Unter der Überschrift «Geri Müller in der Bredouille» schreibt die NZZ von einer «reichlich skurril anmutenden Geschichte» und stellt vor allem die ominösen Polizeieinsätze in den Mittelpunkt ihrer Berichterstattung.

Die NZZ machte vor zwei Wochen die erste Nackt-Selfie-Affäre publik. Eine Sekretärin hatte auf ihrem Porno-Account bei Twitter regelmässig Nackt-Selfies von ihrem Arbeitsplatz im Bundeshaus verschickt. Als ihre Identität durch weitere Berichte in den Medien bekannt geworden war, wurde sie vorläufig freigestellt.
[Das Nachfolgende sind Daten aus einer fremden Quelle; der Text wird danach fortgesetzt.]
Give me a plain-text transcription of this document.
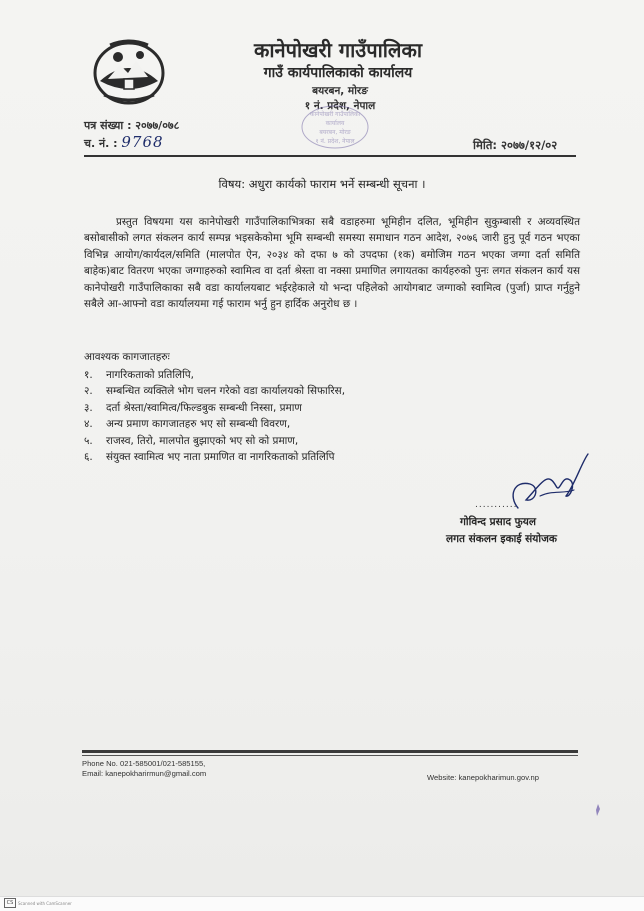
कानेपोखरी गाउँपालिका
गाउँ कार्यपालिकाको कार्यालय
बयरबन, मोरङ
१ नं. प्रदेश, नेपाल
कानेपोखरी गाउँपालिका
कार्यालय
बयरबन, मोरङ
१ नं. प्रदेश, नेपाल
पत्र संख्या : २०७७/०७८
च. नं. : 9768	मिति: २०७७/१२/०२
विषय: अधुरा कार्यको फाराम भर्ने सम्बन्धी सूचना ।
प्रस्तुत विषयमा यस कानेपोखरी गाउँपालिकाभित्रका सबै वडाहरुमा भूमिहीन दलित, भूमिहीन सुकुम्बासी र अव्यवस्थित बसोबासीको लगत संकलन कार्य सम्पन्न भइसकेकोमा भूमि सम्बन्धी समस्या समाधान गठन आदेश, २०७६ जारी हुनु पूर्व गठन भएका विभिन्न आयोग/कार्यदल/समिति (मालपोत ऐन, २०३४ को दफा ७ को उपदफा (१क) बमोजिम गठन भएका जग्गा दर्ता समिति बाहेक)बाट वितरण भएका जग्गाहरुको स्वामित्व वा दर्ता श्रेस्ता वा नक्सा प्रमाणित लगायतका कार्यहरुको पुनः लगत संकलन कार्य यस कानेपोखरी गाउँपालिकाका सबै वडा कार्यालयबाट भईरहेकाले यो भन्दा पहिलेको आयोगबाट जग्गाको स्वामित्व (पुर्जा) प्राप्त गर्नुहुने सबैले आ-आफ्नो वडा कार्यालयमा गई फाराम भर्नु हुन हार्दिक अनुरोध छ ।
आवश्यक कागजातहरुः
१. नागरिकताको प्रतिलिपि,
२. सम्बन्धित व्यक्तिले भोग चलन गरेको वडा कार्यालयको सिफारिस,
३. दर्ता श्रेस्ता/स्वामित्व/फिल्डबुक सम्बन्धी निस्सा, प्रमाण
४. अन्य प्रमाण कागजातहरु भए सो सम्बन्धी विवरण,
५. राजस्व, तिरो, मालपोत बुझाएको भए सो को प्रमाण,
६. संयुक्त स्वामित्व भए नाता प्रमाणित वा नागरिकताको प्रतिलिपि
...........
गोविन्द प्रसाद फुयल
लगत संकलन इकाई संयोजक
Phone No. 021-585001/021-585155,
Email: kanepokharirmun@gmail.com	Website: kanepokharimun.gov.np
CS	Scanned with CamScanner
Geri Müller jetzt auch in Deutschland bekannt

Auch über die Landesgrenzen hinaus macht die Geschichte Schlagzeilen. «Spiegel Online» titel: «Aus Büro und Bundeshaus: Schweizer Politiker soll Nackt-Selfies verschickt haben» und schreibt dazu: «In der Schweiz gibt es offenbar die nächste Polit-Posse um Nacktfotos: Erst twitterte eine Sekretärin freizügige Bilder von sich aus dem Berner Bundeshaus. Jetzt gibt es ähnliche Vorwürfe gegen den Grünen-Nationalrat Geri Müller.»

Auch das Nachrichtenmagazin «Focus» berichtet über Geri-Gate und kommt zum Schluss: «Der Fall ist zum Politikum in dem Alpenland geworden.»